Por tanto, id, y haced discípulos a todas las naciones, bautizándolos en el nombre del Padre, y del Hijo, y del Espíritu Santo; enseñándoles que guarden todas las cosas que os he mandado; y he aquí yo estoy con vosotros todos los días, hasta el fin del mundo. Amén. Mateo 28:19-20
En muchas ocasiones este pasaje lo leía e interpretaba con ir a las misiones y evangelizar, lo cual no está mal, pero limitaba mi pensamiento solo para ganar a los que no conocen a Jesús.  Con el tiempo comencé a comprender  que para ir a todas las naciones primero debía pensar en mi nación y que lo primordial era mi prójimo, que no solo se limitaba al  perdido espiritualmente,  sino también a mi hermano dentro de la iglesia.  En 1 Corintios 12:12 menciona su palabra,  que cada uno es parte del cuerpo de Cristo y tenemos una función indispensable en Él para el crecimiento no solo del reino sino también en la vida de nuestro prójimo y por lo general esto lo pasamos por alto. Esta verdad me permitió  cambiar  mi mentalidad a mirar más de cerca la necesidad de discipular.
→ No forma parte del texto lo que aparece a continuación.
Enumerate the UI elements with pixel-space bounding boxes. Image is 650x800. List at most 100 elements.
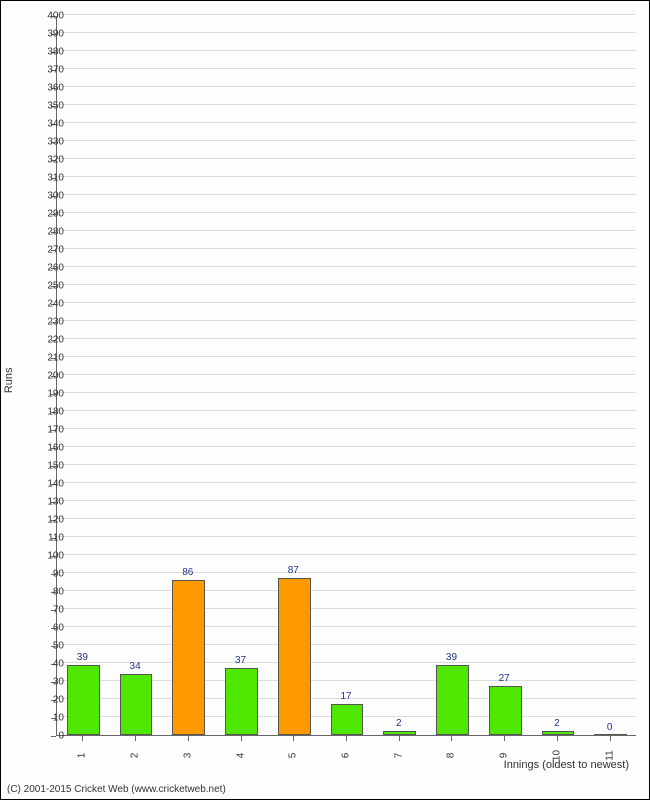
gridline — [57, 374, 636, 375]
y-tick-label: 180 — [34, 407, 64, 418]
bar-value-label: 2 — [554, 718, 560, 729]
gridline — [57, 554, 636, 555]
y-tick-label: 170 — [34, 425, 64, 436]
y-tick-label: 210 — [34, 353, 64, 364]
y-tick-label: 380 — [34, 47, 64, 58]
bar-value-label: 39 — [77, 652, 88, 663]
y-tick-label: 230 — [34, 317, 64, 328]
x-tick-mark — [188, 736, 189, 741]
x-tick-mark — [82, 736, 83, 741]
x-tick-mark — [399, 736, 400, 741]
bar-value-label: 39 — [446, 652, 457, 663]
x-tick-label: 6 — [341, 746, 352, 766]
x-tick-mark — [504, 736, 505, 741]
bar — [120, 674, 153, 735]
gridline — [57, 122, 636, 123]
bar-value-label: 0 — [607, 722, 613, 733]
y-tick-label: 260 — [34, 263, 64, 274]
y-tick-label: 350 — [34, 101, 64, 112]
gridline — [57, 590, 636, 591]
x-tick-label: 3 — [182, 746, 193, 766]
gridline — [57, 212, 636, 213]
gridline — [57, 626, 636, 627]
x-tick-label: 1 — [77, 746, 88, 766]
gridline — [57, 14, 636, 15]
y-tick-label: 190 — [34, 389, 64, 400]
bar-value-label: 17 — [340, 691, 351, 702]
gridline — [57, 608, 636, 609]
bar — [67, 665, 100, 735]
y-tick-label: 400 — [34, 11, 64, 22]
gridline — [57, 158, 636, 159]
bar — [172, 580, 205, 735]
y-tick-label: 20 — [34, 695, 64, 706]
gridline — [57, 176, 636, 177]
bar — [594, 734, 627, 735]
y-tick-label: 50 — [34, 641, 64, 652]
copyright-text: (C) 2001-2015 Cricket Web (www.cricketwe… — [7, 784, 226, 795]
y-tick-label: 130 — [34, 497, 64, 508]
y-tick-label: 10 — [34, 713, 64, 724]
bar-value-label: 27 — [499, 673, 510, 684]
y-axis-label: Runs — [3, 367, 15, 393]
gridline — [57, 410, 636, 411]
x-tick-mark — [346, 736, 347, 741]
y-tick-label: 90 — [34, 569, 64, 580]
x-tick-mark — [241, 736, 242, 741]
gridline — [57, 32, 636, 33]
gridline — [57, 428, 636, 429]
y-tick-label: 280 — [34, 227, 64, 238]
y-tick-label: 220 — [34, 335, 64, 346]
bar — [331, 704, 364, 735]
x-tick-label: 2 — [130, 746, 141, 766]
y-tick-label: 110 — [34, 533, 64, 544]
y-tick-label: 200 — [34, 371, 64, 382]
gridline — [57, 266, 636, 267]
x-tick-mark — [135, 736, 136, 741]
x-tick-mark — [610, 736, 611, 741]
bar-value-label: 87 — [288, 565, 299, 576]
y-tick-label: 310 — [34, 173, 64, 184]
gridline — [57, 104, 636, 105]
gridline — [57, 392, 636, 393]
gridline — [57, 230, 636, 231]
gridline — [57, 644, 636, 645]
y-tick-label: 120 — [34, 515, 64, 526]
y-tick-label: 0 — [34, 731, 64, 742]
bar-value-label: 34 — [130, 661, 141, 672]
gridline — [57, 536, 636, 537]
bar — [383, 731, 416, 735]
gridline — [57, 86, 636, 87]
bar — [436, 665, 469, 735]
y-tick-label: 340 — [34, 119, 64, 130]
bar-value-label: 2 — [396, 718, 402, 729]
bar — [225, 668, 258, 735]
gridline — [57, 68, 636, 69]
bar-value-label: 37 — [235, 655, 246, 666]
gridline — [57, 482, 636, 483]
plot-area — [56, 16, 636, 736]
gridline — [57, 194, 636, 195]
gridline — [57, 446, 636, 447]
x-tick-mark — [451, 736, 452, 741]
y-tick-label: 320 — [34, 155, 64, 166]
gridline — [57, 248, 636, 249]
bar — [542, 731, 575, 735]
y-tick-label: 100 — [34, 551, 64, 562]
gridline — [57, 320, 636, 321]
chart-container: Runs Innings (oldest to newest) (C) 2001… — [0, 0, 650, 800]
gridline — [57, 356, 636, 357]
gridline — [57, 302, 636, 303]
y-tick-label: 140 — [34, 479, 64, 490]
x-tick-label: 8 — [446, 746, 457, 766]
y-tick-label: 290 — [34, 209, 64, 220]
y-tick-label: 240 — [34, 299, 64, 310]
y-tick-label: 270 — [34, 245, 64, 256]
y-tick-label: 390 — [34, 29, 64, 40]
gridline — [57, 140, 636, 141]
x-tick-mark — [557, 736, 558, 741]
x-tick-label: 10 — [551, 746, 562, 766]
y-tick-label: 150 — [34, 461, 64, 472]
x-tick-mark — [293, 736, 294, 741]
gridline — [57, 338, 636, 339]
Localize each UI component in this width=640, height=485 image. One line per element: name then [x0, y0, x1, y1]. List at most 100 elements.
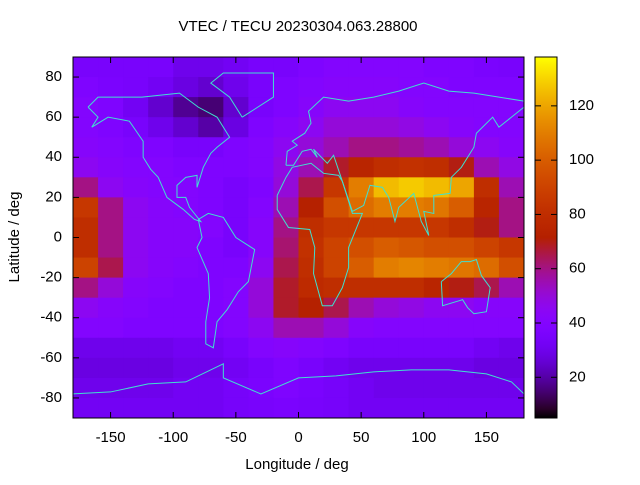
coastline: [441, 260, 490, 314]
colorbar-tick-label: 40: [569, 314, 586, 331]
heat-cell: [498, 317, 524, 339]
heat-cell: [73, 117, 99, 138]
heat-cell: [198, 57, 224, 78]
heat-cell: [298, 217, 325, 238]
heat-cell: [223, 77, 249, 98]
heat-cell: [273, 257, 299, 279]
heat-cell: [373, 357, 400, 379]
heat-cell: [73, 357, 99, 379]
heat-cell: [298, 77, 325, 98]
x-tick-label: -150: [96, 429, 126, 446]
heat-cell: [248, 217, 274, 238]
heat-cell: [498, 117, 524, 138]
y-tick-label: 40: [45, 148, 62, 165]
heat-cell: [373, 277, 400, 299]
heat-cell: [298, 257, 325, 279]
heat-cell: [323, 217, 350, 238]
heat-cell: [223, 57, 249, 78]
heat-cell: [248, 197, 274, 218]
heat-cell: [148, 157, 174, 178]
heat-cell: [348, 277, 375, 299]
heat-cell: [323, 57, 350, 78]
heat-cell: [448, 57, 475, 78]
heat-cell: [98, 377, 124, 399]
heat-cell: [373, 317, 400, 339]
heat-cell: [98, 357, 124, 379]
coastline: [211, 73, 274, 117]
heat-cell: [498, 57, 524, 78]
heat-cell: [148, 77, 174, 98]
heat-cell: [173, 197, 199, 218]
heat-cell: [98, 277, 124, 299]
heat-cell: [98, 137, 124, 158]
y-tick-label: 60: [45, 108, 62, 125]
heat-cell: [373, 337, 400, 359]
heat-cell: [298, 197, 325, 218]
colorbar-tick-label: 20: [569, 368, 586, 385]
heat-cell: [448, 397, 475, 418]
heat-cell: [473, 317, 500, 339]
heat-cell: [473, 157, 500, 178]
heat-cell: [98, 337, 124, 359]
heat-cell: [148, 217, 174, 238]
heat-cell: [173, 97, 199, 118]
heat-cell: [323, 117, 350, 138]
heat-cell: [473, 237, 500, 259]
heat-cell: [498, 217, 524, 238]
heat-cell: [498, 197, 524, 218]
heat-cell: [198, 337, 224, 359]
heat-cell: [148, 317, 174, 339]
heat-cell: [448, 77, 475, 98]
heat-cell: [173, 297, 199, 319]
heat-cell: [98, 157, 124, 178]
heat-cell: [373, 397, 400, 418]
x-tick-label: 100: [411, 429, 436, 446]
heat-cell: [73, 177, 99, 198]
heat-cell: [198, 357, 224, 379]
heatmap: [73, 57, 524, 418]
heat-cell: [448, 217, 475, 238]
heat-cell: [173, 337, 199, 359]
heat-cell: [373, 117, 400, 138]
heat-cell: [398, 177, 425, 198]
heat-cell: [348, 117, 375, 138]
heat-cell: [123, 217, 149, 238]
heat-cell: [423, 217, 450, 238]
heat-cell: [73, 257, 99, 279]
heat-cell: [223, 177, 249, 198]
heat-cell: [398, 257, 425, 279]
heat-cell: [423, 197, 450, 218]
heat-cell: [198, 157, 224, 178]
heat-cell: [498, 357, 524, 379]
heat-cell: [123, 197, 149, 218]
heat-cell: [273, 217, 299, 238]
heat-cell: [323, 397, 350, 418]
x-axis-label: Longitude / deg: [245, 456, 348, 473]
heat-cell: [398, 57, 425, 78]
heat-cell: [273, 97, 299, 118]
heat-cell: [98, 57, 124, 78]
chart-title: VTEC / TECU 20230304.063.28800: [178, 18, 417, 35]
y-tick-label: 20: [45, 188, 62, 205]
heat-cell: [123, 257, 149, 279]
heat-cell: [223, 357, 249, 379]
heat-cell: [323, 137, 350, 158]
heat-cell: [473, 277, 500, 299]
heat-cell: [123, 77, 149, 98]
heat-cell: [473, 337, 500, 359]
heat-cell: [448, 357, 475, 379]
heat-cell: [348, 357, 375, 379]
heat-cell: [398, 317, 425, 339]
heat-cell: [348, 97, 375, 118]
heat-cell: [348, 237, 375, 259]
heat-cell: [223, 217, 249, 238]
heat-cell: [148, 197, 174, 218]
heat-cell: [173, 137, 199, 158]
heat-cell: [73, 337, 99, 359]
heat-cell: [123, 337, 149, 359]
heat-cell: [298, 297, 325, 319]
heat-cell: [448, 377, 475, 399]
heat-cell: [273, 157, 299, 178]
heat-cell: [223, 117, 249, 138]
y-axis-label: Latitude / deg: [6, 192, 23, 283]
El Discipulado, además de formar a los nuevos creyentes, es necesario para afianzar los fundamentos doctrinales de los creyentes, ser capacitados para el servicio y para ejercer el ministerio al que el Señor los ha llamado. Una iglesia que no discípula a su grey, tiene cristianos desnutridos, con una vida espiritual inestable, cualquier prueba o dificultad los desanima  y fácilmente son arrastrados por falsas doctrinas, por falta de fundamentos bíblicos.   Sin discipulado, un creyente puede tener muy buena voluntad, pero no es apto,  ni está capacitado para ningún servicio  en la iglesia; no entiende lo que es el compromiso con el Señor y con la Iglesia.
Dios nos llama a salir de nuestra comodidad siempre que  menciona las palabras:  “Id y hagan”,  ambas son acciones que nos hablan  de obedecer su palabra,  pero en estas tareas no estaremos solos siempre que nos dejemos guiar por el Espíritu Santo. Todos tenemos algo que aportar en la  tarea de discipular  y con la ayuda del Espíritu Santo podremos  ser guiados en la parte que nos toque aportar, solo basta con solo tener un corazón dispuesto a invertir en la vida de mi prójimo para su crecimiento espiritual. 
 
Les invito a derribar todo pensamiento que nos  haga ver que solo existe un  grupo escogido de la iglesia (a pesar de que si existen personas que si buscan capacitarse en esta tarea en específico) o personas selectas para poder discipular,  pues discipular es  invertir tiempo en la vida de alguien para su crecimiento y Dios nos ha dado Su Palabra para que seamos llevados a toda verdad y podamos llevar a otros a esa verdad. Comencemos con conversar con otros, con  generar  confianza para romper con nuestra comodidad, haciendo puentes con nuestro prójimo, no muros por que nuestra meta es ser uno en Cristo.